Michael Ridpath: Wut
WUT von Michael Ridpath ist ein spannender Blick auf die Finanzkrise der jüngeren isländischen Geschichte und was sie aus Menschen macht.
Auf dem Höhepunkt der isländischen Finanzkrise treffen sich regelmäßig Demonstranten im Zentrum Reykjavíks, um gegen die Banker und die Regierung zu protestieren. Auch die ehemalige Bankangestellte Hapra ist mit dabei. Bis vor kurzem verdiente sie in ihrem Job viel Geld, jetzt ist sie froh, dass sie als Aushilfe in einer Bäckerei wenigstens noch die Raten für ihr Haus bezahlen kann. An diesem Abend lernt sie zufällig den Fischer Björn und noch ein paar andere Leute kennen, die alle der Frust über das Finanzdesaster auf die Straße treibt. Zusammen beschließen sie, Hapras Ex-Freund zur Rede zu stellen, denn der arrogante Banker hat durch die Krise viel Geld verdient.

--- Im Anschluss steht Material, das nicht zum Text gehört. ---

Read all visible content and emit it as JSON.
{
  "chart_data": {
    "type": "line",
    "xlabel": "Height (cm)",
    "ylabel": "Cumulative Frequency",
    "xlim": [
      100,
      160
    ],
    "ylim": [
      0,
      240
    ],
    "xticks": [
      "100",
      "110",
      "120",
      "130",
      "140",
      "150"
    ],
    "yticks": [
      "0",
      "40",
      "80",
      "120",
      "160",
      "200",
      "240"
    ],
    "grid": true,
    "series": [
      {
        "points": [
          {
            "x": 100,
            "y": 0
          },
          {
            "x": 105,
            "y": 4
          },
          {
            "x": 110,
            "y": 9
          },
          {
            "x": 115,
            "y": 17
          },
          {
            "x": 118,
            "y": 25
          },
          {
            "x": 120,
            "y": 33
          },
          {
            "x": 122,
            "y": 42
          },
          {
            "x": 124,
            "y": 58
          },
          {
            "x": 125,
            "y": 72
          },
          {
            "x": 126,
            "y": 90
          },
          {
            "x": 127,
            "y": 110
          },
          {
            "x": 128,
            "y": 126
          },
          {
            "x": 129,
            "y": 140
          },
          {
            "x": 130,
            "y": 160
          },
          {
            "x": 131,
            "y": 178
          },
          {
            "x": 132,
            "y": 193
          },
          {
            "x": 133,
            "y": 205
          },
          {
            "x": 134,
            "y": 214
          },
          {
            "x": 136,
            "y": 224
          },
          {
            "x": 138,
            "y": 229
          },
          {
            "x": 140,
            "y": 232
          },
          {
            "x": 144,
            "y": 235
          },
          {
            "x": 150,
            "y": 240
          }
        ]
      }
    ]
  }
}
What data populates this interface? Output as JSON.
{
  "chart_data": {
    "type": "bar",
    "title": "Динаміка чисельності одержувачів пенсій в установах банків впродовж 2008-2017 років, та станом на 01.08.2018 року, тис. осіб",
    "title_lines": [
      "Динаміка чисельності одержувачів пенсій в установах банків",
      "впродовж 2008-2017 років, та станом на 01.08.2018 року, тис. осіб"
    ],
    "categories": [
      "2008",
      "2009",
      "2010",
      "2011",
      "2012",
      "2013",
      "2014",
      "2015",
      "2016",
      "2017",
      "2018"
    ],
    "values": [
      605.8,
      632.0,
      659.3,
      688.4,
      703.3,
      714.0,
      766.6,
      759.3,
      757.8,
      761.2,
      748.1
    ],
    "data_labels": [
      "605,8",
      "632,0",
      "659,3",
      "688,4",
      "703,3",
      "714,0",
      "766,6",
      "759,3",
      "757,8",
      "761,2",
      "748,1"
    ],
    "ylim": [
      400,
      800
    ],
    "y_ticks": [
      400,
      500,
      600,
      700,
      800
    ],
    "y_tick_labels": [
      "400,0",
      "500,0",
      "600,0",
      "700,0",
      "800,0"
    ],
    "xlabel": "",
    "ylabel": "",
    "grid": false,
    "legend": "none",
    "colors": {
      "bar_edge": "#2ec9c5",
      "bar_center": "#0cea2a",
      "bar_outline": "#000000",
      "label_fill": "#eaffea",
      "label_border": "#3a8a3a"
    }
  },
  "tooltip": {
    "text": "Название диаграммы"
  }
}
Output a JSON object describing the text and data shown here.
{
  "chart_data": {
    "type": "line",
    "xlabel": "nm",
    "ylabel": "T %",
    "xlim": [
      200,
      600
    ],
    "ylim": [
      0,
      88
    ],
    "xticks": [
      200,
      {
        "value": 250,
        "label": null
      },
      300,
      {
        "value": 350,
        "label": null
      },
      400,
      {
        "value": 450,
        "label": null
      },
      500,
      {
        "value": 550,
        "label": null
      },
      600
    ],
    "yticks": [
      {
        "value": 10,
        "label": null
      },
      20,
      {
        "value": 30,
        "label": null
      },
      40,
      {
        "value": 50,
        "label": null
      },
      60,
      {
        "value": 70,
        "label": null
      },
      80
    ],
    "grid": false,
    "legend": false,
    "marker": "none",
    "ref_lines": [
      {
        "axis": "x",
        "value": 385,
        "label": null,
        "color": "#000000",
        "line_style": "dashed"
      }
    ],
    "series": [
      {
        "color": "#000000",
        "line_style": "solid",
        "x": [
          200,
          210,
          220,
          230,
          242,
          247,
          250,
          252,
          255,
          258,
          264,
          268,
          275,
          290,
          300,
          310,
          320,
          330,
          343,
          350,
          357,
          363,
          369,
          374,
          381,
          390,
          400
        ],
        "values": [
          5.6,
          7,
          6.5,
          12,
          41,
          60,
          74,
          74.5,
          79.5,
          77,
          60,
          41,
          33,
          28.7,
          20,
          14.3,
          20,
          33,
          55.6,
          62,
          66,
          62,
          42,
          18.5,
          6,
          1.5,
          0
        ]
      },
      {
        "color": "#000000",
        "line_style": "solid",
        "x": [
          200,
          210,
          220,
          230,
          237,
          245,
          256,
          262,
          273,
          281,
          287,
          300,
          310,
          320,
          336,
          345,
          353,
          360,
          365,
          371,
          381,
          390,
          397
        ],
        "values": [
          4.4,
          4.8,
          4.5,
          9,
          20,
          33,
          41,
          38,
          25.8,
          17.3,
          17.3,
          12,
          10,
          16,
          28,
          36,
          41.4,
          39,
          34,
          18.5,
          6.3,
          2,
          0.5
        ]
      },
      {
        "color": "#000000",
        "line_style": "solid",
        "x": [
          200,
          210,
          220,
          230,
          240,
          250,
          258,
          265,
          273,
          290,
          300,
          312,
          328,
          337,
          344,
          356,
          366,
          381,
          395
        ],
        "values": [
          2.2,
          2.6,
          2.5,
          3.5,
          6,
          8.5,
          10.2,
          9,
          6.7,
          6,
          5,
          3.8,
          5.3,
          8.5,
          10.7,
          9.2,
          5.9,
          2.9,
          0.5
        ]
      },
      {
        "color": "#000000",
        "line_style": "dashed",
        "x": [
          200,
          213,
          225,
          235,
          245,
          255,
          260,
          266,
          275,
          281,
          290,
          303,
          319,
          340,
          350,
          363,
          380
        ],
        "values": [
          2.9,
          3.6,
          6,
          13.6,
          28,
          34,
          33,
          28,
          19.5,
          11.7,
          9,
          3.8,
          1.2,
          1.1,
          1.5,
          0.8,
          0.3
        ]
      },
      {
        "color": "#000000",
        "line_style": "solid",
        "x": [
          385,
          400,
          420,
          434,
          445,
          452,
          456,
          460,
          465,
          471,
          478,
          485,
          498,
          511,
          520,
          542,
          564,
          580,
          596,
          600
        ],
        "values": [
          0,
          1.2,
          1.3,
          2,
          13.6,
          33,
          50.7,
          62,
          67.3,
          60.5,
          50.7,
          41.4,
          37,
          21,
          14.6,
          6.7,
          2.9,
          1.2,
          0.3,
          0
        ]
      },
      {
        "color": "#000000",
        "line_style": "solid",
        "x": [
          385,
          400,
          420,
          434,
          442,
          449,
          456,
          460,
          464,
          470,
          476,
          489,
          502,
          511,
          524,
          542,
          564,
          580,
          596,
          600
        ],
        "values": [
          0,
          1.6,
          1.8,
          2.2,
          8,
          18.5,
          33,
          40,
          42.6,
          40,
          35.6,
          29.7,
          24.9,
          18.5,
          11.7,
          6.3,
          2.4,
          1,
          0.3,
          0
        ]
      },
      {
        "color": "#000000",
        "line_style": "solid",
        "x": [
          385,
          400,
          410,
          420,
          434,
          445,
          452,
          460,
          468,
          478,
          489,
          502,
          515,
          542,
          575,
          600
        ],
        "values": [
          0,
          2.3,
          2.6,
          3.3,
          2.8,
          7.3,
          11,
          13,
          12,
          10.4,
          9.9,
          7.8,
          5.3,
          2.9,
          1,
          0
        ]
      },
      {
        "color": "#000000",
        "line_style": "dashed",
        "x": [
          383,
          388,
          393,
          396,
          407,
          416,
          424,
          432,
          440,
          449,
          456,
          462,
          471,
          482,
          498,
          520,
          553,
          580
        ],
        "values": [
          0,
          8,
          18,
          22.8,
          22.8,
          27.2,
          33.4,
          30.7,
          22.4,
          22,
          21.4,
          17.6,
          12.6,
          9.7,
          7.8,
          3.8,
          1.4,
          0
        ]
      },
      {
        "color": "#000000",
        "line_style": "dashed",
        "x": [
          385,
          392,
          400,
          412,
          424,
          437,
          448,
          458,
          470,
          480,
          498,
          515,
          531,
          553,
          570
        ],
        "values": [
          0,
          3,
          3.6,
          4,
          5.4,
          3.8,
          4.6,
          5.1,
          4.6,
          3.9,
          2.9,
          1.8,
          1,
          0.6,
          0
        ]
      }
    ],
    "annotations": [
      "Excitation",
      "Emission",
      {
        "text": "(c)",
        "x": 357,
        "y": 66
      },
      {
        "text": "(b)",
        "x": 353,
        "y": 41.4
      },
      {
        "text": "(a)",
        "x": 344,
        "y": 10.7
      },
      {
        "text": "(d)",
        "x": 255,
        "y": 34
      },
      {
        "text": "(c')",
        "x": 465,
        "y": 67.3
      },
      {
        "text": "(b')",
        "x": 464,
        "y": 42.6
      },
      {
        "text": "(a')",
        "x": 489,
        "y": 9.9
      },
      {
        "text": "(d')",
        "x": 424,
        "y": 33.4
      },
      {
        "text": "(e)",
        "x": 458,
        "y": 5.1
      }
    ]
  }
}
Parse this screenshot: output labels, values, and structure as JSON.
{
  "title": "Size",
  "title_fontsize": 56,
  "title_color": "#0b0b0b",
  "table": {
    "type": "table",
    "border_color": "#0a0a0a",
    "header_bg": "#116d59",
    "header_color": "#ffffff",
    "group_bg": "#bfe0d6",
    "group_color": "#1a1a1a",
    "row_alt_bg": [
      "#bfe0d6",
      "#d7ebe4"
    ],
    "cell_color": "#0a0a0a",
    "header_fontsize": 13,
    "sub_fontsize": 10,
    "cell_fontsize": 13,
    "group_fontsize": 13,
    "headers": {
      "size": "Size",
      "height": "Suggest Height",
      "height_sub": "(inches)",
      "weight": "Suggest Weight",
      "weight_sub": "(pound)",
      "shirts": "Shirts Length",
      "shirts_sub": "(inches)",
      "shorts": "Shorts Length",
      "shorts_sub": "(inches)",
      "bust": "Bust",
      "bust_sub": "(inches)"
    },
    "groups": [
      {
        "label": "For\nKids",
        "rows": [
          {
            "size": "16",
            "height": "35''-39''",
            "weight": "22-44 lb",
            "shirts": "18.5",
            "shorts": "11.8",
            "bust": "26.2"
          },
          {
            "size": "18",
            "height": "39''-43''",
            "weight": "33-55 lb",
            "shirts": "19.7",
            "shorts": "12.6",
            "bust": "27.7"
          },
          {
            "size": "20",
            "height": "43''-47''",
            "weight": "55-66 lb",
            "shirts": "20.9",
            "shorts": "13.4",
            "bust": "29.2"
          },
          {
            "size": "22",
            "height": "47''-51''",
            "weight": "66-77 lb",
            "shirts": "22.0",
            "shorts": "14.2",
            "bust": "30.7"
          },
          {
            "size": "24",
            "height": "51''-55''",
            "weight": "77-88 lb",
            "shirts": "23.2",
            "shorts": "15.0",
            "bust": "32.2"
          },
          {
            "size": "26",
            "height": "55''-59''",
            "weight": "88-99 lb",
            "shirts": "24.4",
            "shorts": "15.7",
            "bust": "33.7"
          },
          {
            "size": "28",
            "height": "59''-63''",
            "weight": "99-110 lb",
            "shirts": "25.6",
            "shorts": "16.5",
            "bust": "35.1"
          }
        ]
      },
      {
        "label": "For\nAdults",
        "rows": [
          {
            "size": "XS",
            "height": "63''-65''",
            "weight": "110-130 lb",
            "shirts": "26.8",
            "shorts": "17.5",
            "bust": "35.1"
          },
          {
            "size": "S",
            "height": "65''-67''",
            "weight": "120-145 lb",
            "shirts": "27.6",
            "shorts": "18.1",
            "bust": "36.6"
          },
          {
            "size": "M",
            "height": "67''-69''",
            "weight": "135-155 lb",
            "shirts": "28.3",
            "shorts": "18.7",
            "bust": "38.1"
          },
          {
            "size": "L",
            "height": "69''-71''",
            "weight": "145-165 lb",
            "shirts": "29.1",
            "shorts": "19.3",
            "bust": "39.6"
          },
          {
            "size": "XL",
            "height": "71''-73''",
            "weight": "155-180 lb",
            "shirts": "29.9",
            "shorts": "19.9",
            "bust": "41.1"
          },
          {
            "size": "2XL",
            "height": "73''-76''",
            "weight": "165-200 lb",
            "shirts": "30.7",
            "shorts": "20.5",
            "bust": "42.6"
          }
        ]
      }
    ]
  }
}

Schnell eskaliert die Situation, und Gabriel Örn Bergsson kommt bei der Auseinandersetzung ums Leben. Die Gruppe versucht, seinen Tod als Selbstmord darzustellen, doch der ermittelnde Kommissar Magnus Jonson, der lange in Boston gelebt hat und nun wieder in Island arbeitet, hat seine Zweifel und glaubt eher, dass hier jemand an den Verursachern der isländischen Bankenkrise grausame Rache nehmen will. Und richtig: schon wenig später wird ein weiterer isländischer Banker in London ermordet.
Nach “Fluch” ist “Wut” der zweite Island-Thriller mit Kommissar Magnus Jonson. Michael Ridpath stellt dieses Mal die Bankenkrise in den Mittelpunkt, die Island 2008 kurz vor den Staatsbankrott gebracht hat und nur durch die Verstaatlichung der drei größten Banken gelöst werden konnte – einschließlich der Übernahme aller Bankschulden auf den Staat. Doch viele Isländer hat die Krise auch privat in den Ruin getrieben. Es wird behauptet, dass gerade dreißig Menschen in den Schaltstellen der Geldhäuser für das ganze Desaster verantwortlich waren. Michael Ridpath erfindet in seinem Roman “Wut” eine kleine Gruppe, die den Wunsch hegt, sich an diesen Menschen zu rächen. Und gleichzeitig die Verhältnisse in Island grundsätzlich zu ändern. Und das mit Methoden, die an die gewaltbereiten Konzepte der politischen Gruppierungen der 1970er Jahre erinnert.
Michael Ridpath: Wut
Dabei baut Ridpath seine Geschichte sehr raffiniert auf. Indem er seinen Lesern anfänglich nicht mehr verrät, als auch sein Kommissar weiß. Und der hat einige Schwierigkeiten, seinen Mutmaßungen Gehör zu verschaffen. Und zugleich in seiner alten Heimat, die er im Alter von elf Jahren verließ, wieder Fuß zu fassen. “Wut” ist ein unterhaltsam-spannender Blick auf die wohl kritischste Phase der jüngeren isländischen Geschichte. Und auf das, was die weltweite Finanzkrise mit Menschen machen kann.
Michael Ridpath, Jg. 1961, wuchs in Yorkshire auf und studierte in Oxford Geschichte. Bis 1991 arbeitete er erfolgreich als Trader bei einer internationalen Großbank in London. Und noch heute ist er bei einer Investmentfirma angestellt. Er lebt mit seiner Frau und seinen drei Kindern in London.